At domestic appliance manufacturer Miele, a KUKA KR 20 robot automates the production of drive motors for household tumble dryers. The KR 20 works largely autonomously thanks to the camera system.


Attention, this area is under camera surveillance! This motto applies exactly to production operations at household appliance manufacturer Miele following implementation of a robot with a camera system at the company. The KUKA KR 20 robot can perceive its environment precisely, allowing it to react flexibly to new situations and operate with an increasing degree of autonomy. This demonstrates how autonomous robot systems give rise to entirely new application potential in the automation of production. 

Robot with camera offers great flexibility

The palletizing system at the Euskirchen plant of Miele & Cie. KG in western Germany was planned and implemented jointly by the companies Heinen Automation GmbH & Co. KG and ID Ingenieure & Dienstleistungen GmbH. It features a camera-assisted KUKA robot which feeds components to the production process. The decisive criterion for Miele was the flexibility of the handling application. The robot had to be capable of handling a range of different components.

KUKA Roboter mit Kamerasystem
With camera assistance, the KUKA robot handles a variety of components.

It was Miele’s explicit wish for an individual handling application to be implemented that could be quickly and easily adapted to different components and assembly processes

Michael Miessen, responsible for the technological concept of the system at Heinen Automation GmbH & Co. KG.

KR CYBERTECH inspects components for defects

 

A KUKA KR 20 robot from the KR CYBERTECH series is the centerpiece of the application. “The robot has the task of feeding partly sorted stators automatically to the assembly process,” summarizes Michael Miessen. Stators are components of electric motors and are required for the drive motors of household tumble dryers. The highlight: the robot gripper is equipped with a camera. This checks both the quantity of components to be processed and their exact position. The inspection is necessary since the components are liable to be displaced by several centimeters on account of jolts during transportation. With the aid of the camera, the deviations can be detected and the stators autonomously picked up by the robot gripper without manual assistance.

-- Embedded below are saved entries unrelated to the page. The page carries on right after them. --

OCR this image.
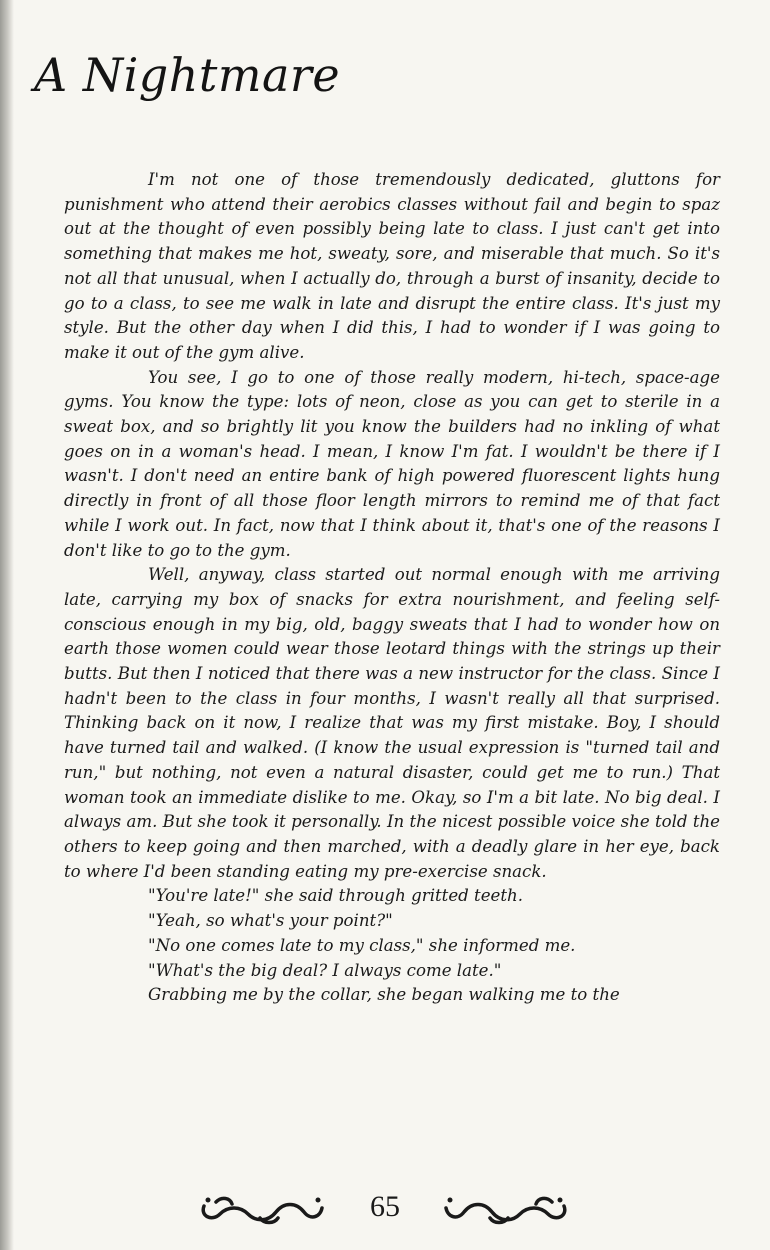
A Nightmare

I'm not one of those tremendously dedicated, gluttons for punishment who attend their aerobics classes without fail and begin to spaz out at the thought of even possibly being late to class. I just can't get into something that makes me hot, sweaty, sore, and miserable that much. So it's not all that unusual, when I actually do, through a burst of insanity, decide to go to a class, to see me walk in late and disrupt the entire class. It's just my style. But the other day when I did this, I had to wonder if I was going to make it out of the gym alive.

You see, I go to one of those really modern, hi-tech, space-age gyms. You know the type: lots of neon, close as you can get to sterile in a sweat box, and so brightly lit you know the builders had no inkling of what goes on in a woman's head. I mean, I know I'm fat. I wouldn't be there if I wasn't. I don't need an entire bank of high powered fluorescent lights hung directly in front of all those floor length mirrors to remind me of that fact while I work out. In fact, now that I think about it, that's one of the reasons I don't like to go to the gym.

Well, anyway, class started out normal enough with me arriving late, carrying my box of snacks for extra nourishment, and feeling self-conscious enough in my big, old, baggy sweats that I had to wonder how on earth those women could wear those leotard things with the strings up their butts. But then I noticed that there was a new instructor for the class. Since I hadn't been to the class in four months, I wasn't really all that surprised. Thinking back on it now, I realize that was my first mistake. Boy, I should have turned tail and walked. (I know the usual expression is "turned tail and run," but nothing, not even a natural disaster, could get me to run.) That woman took an immediate dislike to me. Okay, so I'm a bit late. No big deal. I always am. But she took it personally. In the nicest possible voice she told the others to keep going and then marched, with a deadly glare in her eye, back to where I'd been standing eating my pre-exercise snack.

"You're late!" she said through gritted teeth.

"Yeah, so what's your point?"

"No one comes late to my class," she informed me.

"What's the big deal? I always come late."

Grabbing me by the collar, she began walking me to the

65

Equipped with a camera, the robot verifies the positioning of the stators.

High expectations met 100 percent

After the inspection, the robot gripper is positioned over the component and picks it up. The KR 20 subsequently places it in a turnover station. A handling gantry then takes over, positioning the stator in the parts carrier. When all the small load carriers are empty, the robot stacks them on the outgoing roller bed. The pallets are finally conveyed out of the system. 

The requirements placed on the robot are high as it has to reliably ensure a continuous supply of stators in two-shift operation 220 days a year. The system has been in operation since the beginning of March 2018. “We are delighted that the implementation ran so smoothly. The system has met our expectations 100 percent so far,” says Jürgen Zdunek, Head of Production at Miele in Euskirchen.
The KUKA KR 20 picks up the stators and feeds them to the following production process.